35 Kan. 478 | Kan. | 1886
The opinion of the court was delivered by
This was an action in the nature of ejectment, brought in the district court of Chase county by Joseph L. Crawford against David P. Shaft, to recover a certain piece of land situated in that county. The case was tried be
It appears from the undisputed evidence introduced on the trial, that the plaintiff holds the original patent title, and that the defendant claims title under a tax deed issued by the county clerk of Chase county on July 12,1875, recorded July 30, 1875, based upon a tax sale made June 24, 1872, for the taxes due on the land for the year 1871. At the time the land was sold it belonged to a minor, Seymour L. Byington, who did not become of age until March 29, 1883; hence under the statutes in force during that time and still in force, he had a right to redeem the land up to March 29, 1884. (Gen. Stat. of 1868, ch. 107, §101; Comp. Laws of 1879, ch. 107, §128.) On December 20, 1883, he attempted to. redeem the land from the taxes, and paid an amount to the county treasurer sufficient to redeem the same from the taxes, if the tax law of 1868 was to govern, (Gen. Stat. of 1868, ch. 107, §§101, 105;) but not enough if the tax law of 1876 was to govern. (Comp. Laws of 1879, ch. 107, §§127,128,132.) The county treasurer accepted the money, and issued a certificate of redemption to the owner, which certificate was duly countersigned by the county clerk. Upon these facts, the court below held that the redemption was not sufficient; that it should have been had under the laws of 1876, and not under the laws of 1868, and therefore that the attempted redemption was a nullity, that the certificate of redemption is void, that the tax deed is good, and that the holder of the tax deed holds the superior and paramount title. The plaintiff in error, however, claims that this .holding of the district court is erroneous. He claims that the tax laws of 1868 govern in this case, and not the aforesaid §132 of the tax laws of .1876, and therefore that the redemption was good, and therefoi’e that he «holds the better and paramount title; and he claims this, first, because of a certain saving clause contained in the tax law of 1876, (Comp. Laws of 1879, ch. 107, §155;) second, because of a certain
The saving clauses above mentioned read as follows:
“Sec. 155. All matters relative to the sale and conveyance of lands for taxes under any prior statute, shall be fully completed according to the laws under which they originated, the same as if such laws remained in force.” (Laws of 1876, ch. 34, §155; Comp. Laws of 1879, ch. 107, §155.)

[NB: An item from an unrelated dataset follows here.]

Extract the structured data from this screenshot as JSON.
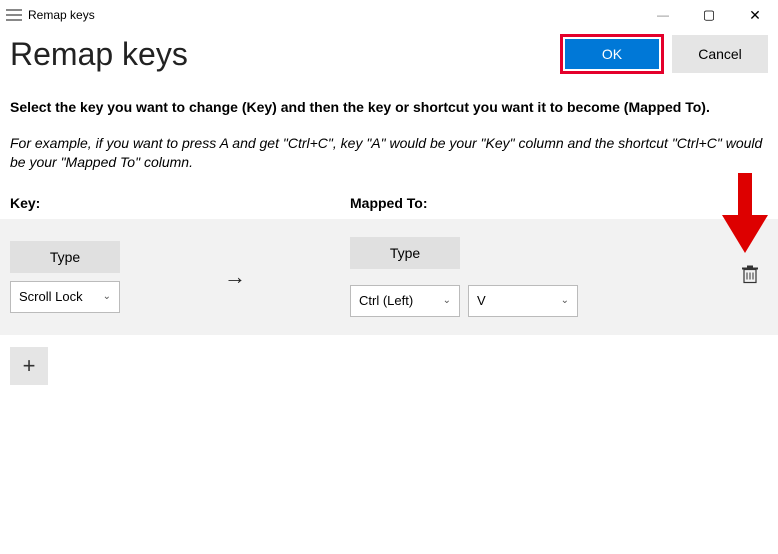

“Sec. 1. In the construction of the statutes of this'state, the following rules shall be observed, unless such construction would be inconsistent with the manifest intent of the legislature, or repugnant to the context of the statute: First, the repeal of the statute does not revive a statute previously repealed, nor does such repeal affect any right which accrued, any duty imposed, any penalty incurred, nor any j>roceediug commenced, under or by virtue of the statute repealed. The provisions of any statute, so far as they are the same as those of any prior statute, shall be construed as a continuation of such provisions, and not as a new enactment.” (Gen. Stat. of 1868, ch. 104, § 1; Comp. Laws of 1879, ch. 104, § 1.)
The case of Briscoe v. Comm’rs of Ellsworth Co., 23 Kas. 334, has no application to this case. That ease was decided under chapter 43 of the Laws of 1879, (Comp. Laws 1879, ch. 107, ¶¶ 5911 to 5914,) which chapter contains no saving clause, and it is clear from the contents of that chapter, that it was “the manifest intent of the legislature” enacting it, that the prior statute should be changed -and modified, and that the law, as the legislature then enacted it, should be just what that chapter shows it to be. Besides, in that case it was a county that claimed vested rights under the prior statute, and not an individual person, as in this case; and all the authorities hold that the legislature has' more power over the affairs of counties in regulating and determining rights, than it has over the affairs of individual persons.
If the view that we have taken of § 155 of the tax law of 1876 is the correct view, and we think it is, it will not be necessary for us to further consider any of the other questions presented in the case, and therefore we shall not further consider them.
The judgment of the court below will be reversed, and the cause remanded for further proceedings.